K L Hill et al. Plant Physiol. 1992 Sep.

Abstract

The Chlamydomonas reinhardtii gene encoding cytochrome c(6) (Cyt c(6)) is transcriptionally repressed by cupric ions. In quantitating the level of expression of this gene as a function of cupric ions available per cell, we find that transformed Chlamydomonas reinhardtii cells that accumulate high levels of plastocyanin (a type I copper protein) have a higher sensory threshold for copper-dependent repression of the Cyt c(6) gene than do untransformed, otherwise isogenic, cells that are plastocyanin-deficient. Also, in wild-type cells, the extent to which the gene is expressed at any given ratio of copper/cell is exactly correlated with the predicted deficiency (at this level of copper) in the organism's capacity to synthesize holoplastocyanin. These results support a simple model in which the sensory threshold for transcriptional repression of the Cyt c(6) gene is determined by direct competition for intracellular copper ions between a copper-binding regulator of this gene and plastocyanin.

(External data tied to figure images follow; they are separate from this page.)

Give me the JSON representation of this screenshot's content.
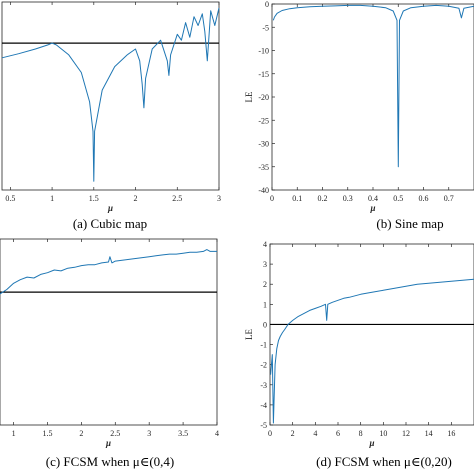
{
  "chart_data": [
    {
      "id": "a",
      "type": "line",
      "caption": "(a) Cubic map",
      "xlabel": "μ",
      "ylabel": "",
      "xlim": [
        0.4,
        3.0
      ],
      "ylim": [
        -2.5,
        0.7
      ],
      "xticks": [
        "0.5",
        "1",
        "1.5",
        "2",
        "2.5",
        "3"
      ],
      "xtick_values": [
        0.5,
        1,
        1.5,
        2,
        2.5,
        3
      ],
      "yticks": [],
      "zero_line": 0,
      "series": [
        {
          "color": "#1f77b4",
          "x": [
            0.4,
            0.6,
            0.8,
            0.95,
            1.0,
            1.05,
            1.2,
            1.35,
            1.45,
            1.49,
            1.5,
            1.51,
            1.6,
            1.75,
            1.9,
            2.0,
            2.05,
            2.08,
            2.1,
            2.12,
            2.2,
            2.3,
            2.38,
            2.4,
            2.42,
            2.5,
            2.55,
            2.6,
            2.65,
            2.7,
            2.75,
            2.8,
            2.83,
            2.86,
            2.9,
            2.95,
            3.0
          ],
          "y": [
            -0.25,
            -0.18,
            -0.1,
            -0.03,
            0.0,
            -0.03,
            -0.2,
            -0.5,
            -1.0,
            -1.5,
            -2.35,
            -1.5,
            -0.8,
            -0.4,
            -0.2,
            -0.1,
            -0.3,
            -0.7,
            -1.1,
            -0.6,
            -0.1,
            0.05,
            -0.3,
            -0.55,
            -0.2,
            0.15,
            0.05,
            0.35,
            0.1,
            0.45,
            0.3,
            0.5,
            0.2,
            -0.3,
            0.55,
            0.3,
            0.6
          ]
        }
      ]
    },
    {
      "id": "b",
      "type": "line",
      "caption": "(b) Sine map",
      "xlabel": "μ",
      "ylabel": "LE",
      "xlim": [
        0,
        0.8
      ],
      "ylim": [
        -40,
        0
      ],
      "xticks": [
        "0",
        "0.1",
        "0.2",
        "0.3",
        "0.4",
        "0.5",
        "0.6",
        "0.7"
      ],
      "xtick_values": [
        0,
        0.1,
        0.2,
        0.3,
        0.4,
        0.5,
        0.6,
        0.7
      ],
      "yticks": [
        "0",
        "-5",
        "-10",
        "-15",
        "-20",
        "-25",
        "-30",
        "-35",
        "-40"
      ],
      "ytick_values": [
        0,
        -5,
        -10,
        -15,
        -20,
        -25,
        -30,
        -35,
        -40
      ],
      "series": [
        {
          "color": "#1f77b4",
          "x": [
            0.005,
            0.01,
            0.02,
            0.04,
            0.07,
            0.1,
            0.15,
            0.2,
            0.25,
            0.3,
            0.35,
            0.4,
            0.45,
            0.48,
            0.495,
            0.5,
            0.505,
            0.52,
            0.55,
            0.6,
            0.65,
            0.7,
            0.74,
            0.75,
            0.76,
            0.8
          ],
          "y": [
            -3.5,
            -2.8,
            -2.0,
            -1.4,
            -1.0,
            -0.8,
            -0.6,
            -0.5,
            -0.4,
            -0.3,
            -0.3,
            -0.5,
            -0.8,
            -1.5,
            -3.5,
            -35,
            -3.5,
            -1.5,
            -0.8,
            -0.5,
            -0.3,
            -0.5,
            -0.9,
            -3.0,
            -0.9,
            -0.5
          ]
        }
      ]
    },
    {
      "id": "c",
      "type": "line",
      "caption": "(c) FCSM when μ∈(0,4)",
      "xlabel": "μ",
      "ylabel": "",
      "xlim": [
        0.8,
        4.0
      ],
      "ylim": [
        -1.5,
        0.6
      ],
      "xticks": [
        "1",
        "1.5",
        "2",
        "2.5",
        "3",
        "3.5",
        "4"
      ],
      "xtick_values": [
        1,
        1.5,
        2,
        2.5,
        3,
        3.5,
        4
      ],
      "yticks": [],
      "zero_line": 0,
      "series": [
        {
          "color": "#1f77b4",
          "x": [
            0.8,
            0.9,
            1.0,
            1.1,
            1.2,
            1.3,
            1.4,
            1.5,
            1.6,
            1.7,
            1.8,
            1.9,
            2.0,
            2.1,
            2.2,
            2.3,
            2.4,
            2.42,
            2.45,
            2.5,
            2.6,
            2.7,
            2.8,
            2.9,
            3.0,
            3.1,
            3.2,
            3.3,
            3.4,
            3.5,
            3.6,
            3.7,
            3.8,
            3.85,
            3.9,
            4.0
          ],
          "y": [
            -0.02,
            0.03,
            0.1,
            0.14,
            0.17,
            0.16,
            0.2,
            0.22,
            0.25,
            0.24,
            0.27,
            0.28,
            0.3,
            0.31,
            0.31,
            0.33,
            0.34,
            0.4,
            0.33,
            0.35,
            0.36,
            0.37,
            0.38,
            0.39,
            0.4,
            0.41,
            0.42,
            0.43,
            0.43,
            0.44,
            0.45,
            0.45,
            0.46,
            0.48,
            0.46,
            0.46
          ]
        }
      ]
    },
    {
      "id": "d",
      "type": "line",
      "caption": "(d) FCSM when μ∈(0,20)",
      "xlabel": "μ",
      "ylabel": "LE",
      "xlim": [
        0,
        18
      ],
      "ylim": [
        -5,
        4
      ],
      "xticks": [
        "0",
        "2",
        "4",
        "6",
        "8",
        "10",
        "12",
        "14",
        "16"
      ],
      "xtick_values": [
        0,
        2,
        4,
        6,
        8,
        10,
        12,
        14,
        16
      ],
      "yticks": [
        "4",
        "3",
        "2",
        "1",
        "0",
        "-1",
        "-2",
        "-3",
        "-4",
        "-5"
      ],
      "ytick_values": [
        4,
        3,
        2,
        1,
        0,
        -1,
        -2,
        -3,
        -4,
        -5
      ],
      "zero_line": 0,
      "series": [
        {
          "color": "#1f77b4",
          "x": [
            0.05,
            0.2,
            0.3,
            0.45,
            0.6,
            0.75,
            0.9,
            1.1,
            1.3,
            1.6,
            2.0,
            2.5,
            3.0,
            3.5,
            4.0,
            4.5,
            4.9,
            5.0,
            5.1,
            5.5,
            6.0,
            6.5,
            7.0,
            8.0,
            9.0,
            10.0,
            11.0,
            12.0,
            13.0,
            14.0,
            15.0,
            16.0,
            17.0,
            18.0
          ],
          "y": [
            -2.5,
            -1.5,
            -4.9,
            -2.0,
            -1.2,
            -0.8,
            -0.6,
            -0.4,
            -0.25,
            0.0,
            0.2,
            0.4,
            0.55,
            0.7,
            0.8,
            0.9,
            1.0,
            0.2,
            1.0,
            1.1,
            1.2,
            1.3,
            1.35,
            1.5,
            1.6,
            1.7,
            1.8,
            1.9,
            2.0,
            2.05,
            2.1,
            2.15,
            2.2,
            2.25
          ]
        }
      ]
    }
  ]
}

Thus, the organism is able to maintain a constant amount of Cyt c(6) plus plastocyanin per Photosystem I. With the use of in vitro-generated Cyt c(6)-encoding transcripts as a standard for the quantitation of cellular Cyt c(6) mRNA levels, we estimate that whereas copper-deficient wild-type cells maintain approximately 1 x 10(2) to 4 x 10(2) Cyt c(6)-specific transcripts per cell, copper-supplemented cells contain, on average, less than one Cyt c(6)-encoding mRNA. Thus, repression of the Cyt c(6) gene by copper ions is essentially 100%, making it unlikely that Cyt c(6) has any essential metabolic function in copper-supplemented cells. We find also that the steady-state levels of several transcripts, including those for Cyt c(6), are influenced by cell density, so that cells harvested at low density contain several-fold as many copies of a particular message as cells harvested near stationary phase.